At the end of the process, every value in the target curve (which we will call the original value) has been assigned a corresponding value, which is called the standardized value.

We use the standardized values to calculate the probabilities for the original values in the target curve.

A Few Examples:

The normal curve in Diagram A represents the probability distribution of the height of 12th grade children. The expectation is μ = 170 centimeters and the standard deviation is σ = 10 centimeters. This normal curve is obviously not a standard curve (in which the expectation is 0 and the standard deviation is 1).

Let’s assume that we wish to calculate the probability that the height of a randomly chosen child will be below 180 centimeters, or, in other words, what proportion of the 12th grade pupils are shorter than 180 centimeters.

Diagram A: In order to find the standard unit, (the standardized value) of 180, we will subtract the expectation of the probability distribution (170) from 180, and divide the result by the standard deviation of the probability distribution, which gives us:

(180-170)/10 = 10/10 = 1

This means that the standard unit of 180 is 1.

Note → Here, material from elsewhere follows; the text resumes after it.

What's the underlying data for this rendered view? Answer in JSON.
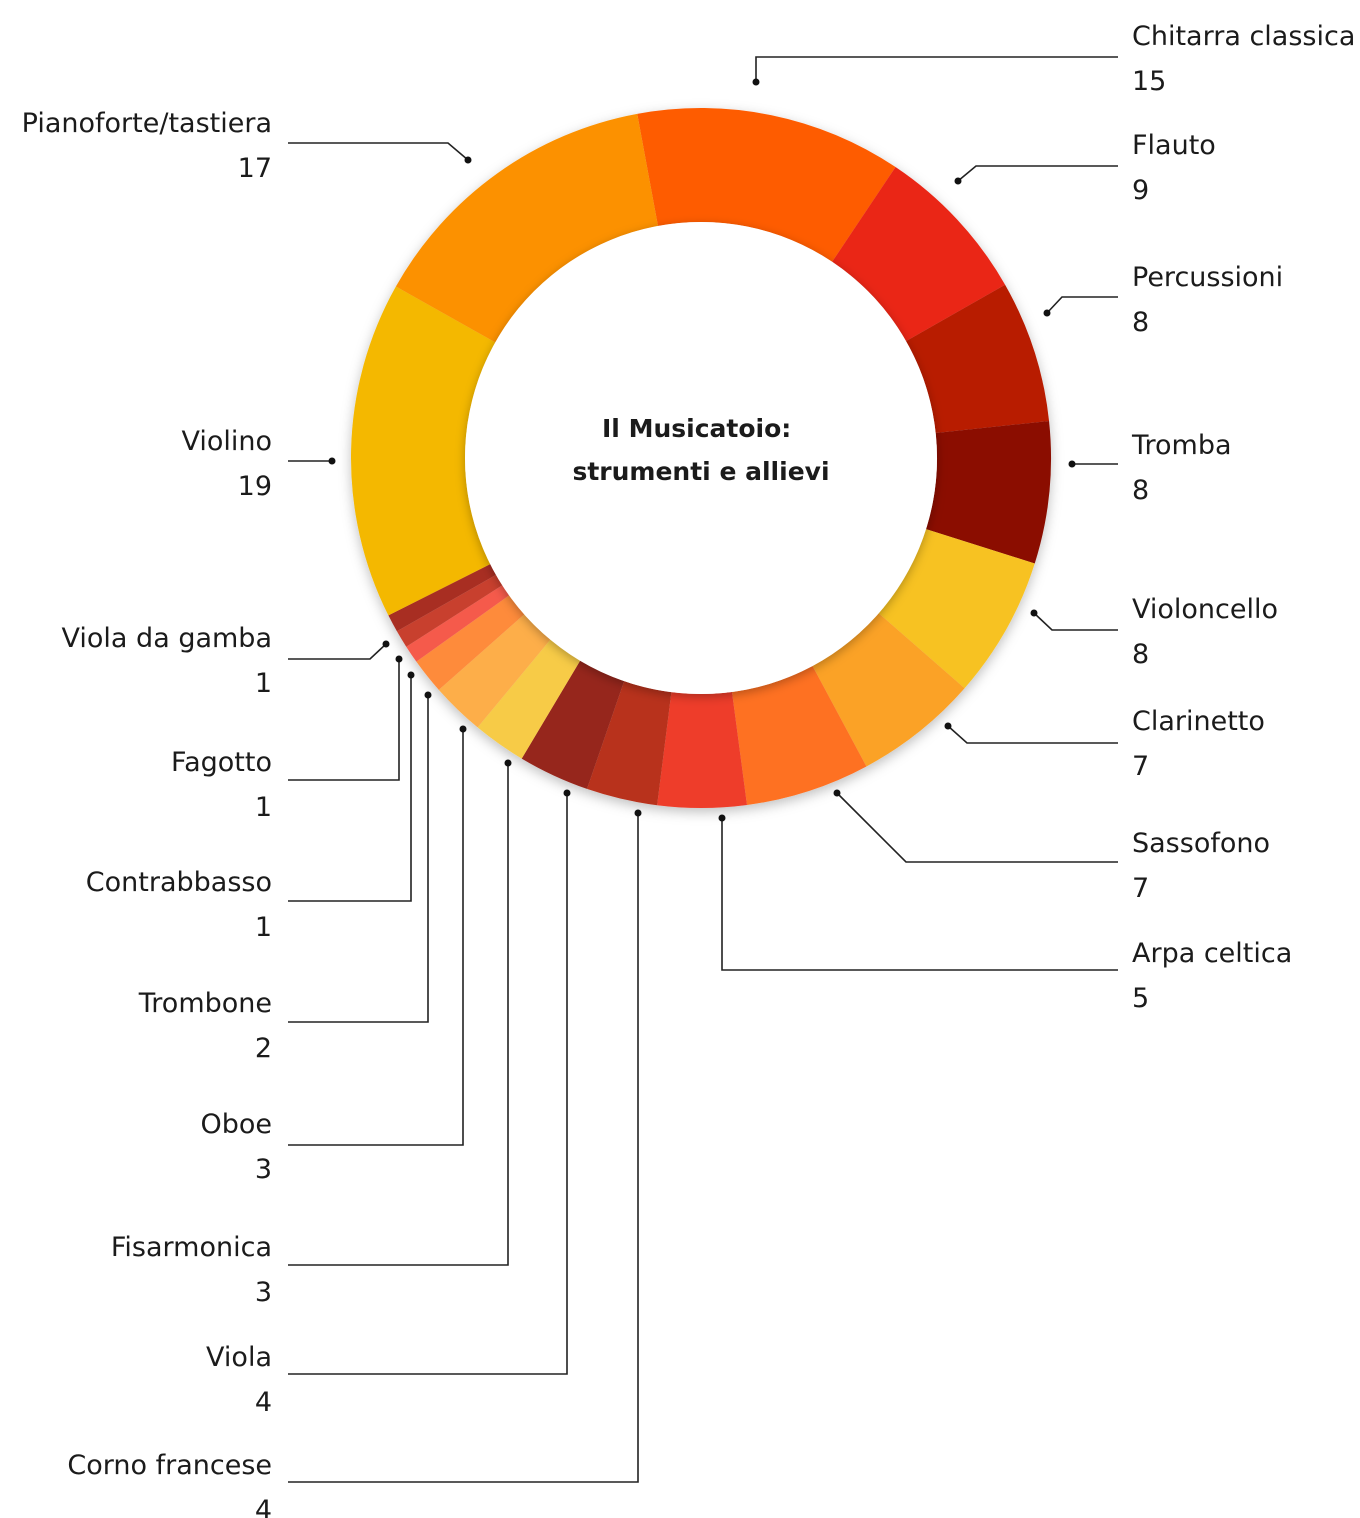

In other words, the value 180 in the target curve is equivalent to the value 1 in the standard curve.

We insert the standard unit (1) in the diagram below the original value (180).

Diagram Note: The standard unit of the expectation is always 0. This can be verified by standardizing the expectation: (170-170)/10 = 0/10 = 0

Instead of asking what percentage of people are below 180, we can now ask what percentage of the area under the standard bell-shaped curve is to the left of 1. What we have actually done is to translate the question from one that we do not know how to answer to an equivalent question that we are able to answer. We use the table to answer the second question, and we see that the area marked in the diagram is 0.8413, i.e., 84.13% of people are shorter than 180 centimeters.

In effect, the operation for “translating” the target curve includes two steps:

1. “Stretching” or “shrinking” the target curve (i.e., the areas that we wish to measure) into the form of the standard normal curve (without changing the numbers on the axis since

the change is only in the gaps between the numbers). This “stretching” or "shrinking” results from the division in the standardization formula.

1. We can move the curve to make it exactly fit the standard normal curve. This moving is accomplished by the subtraction in the standardization formula.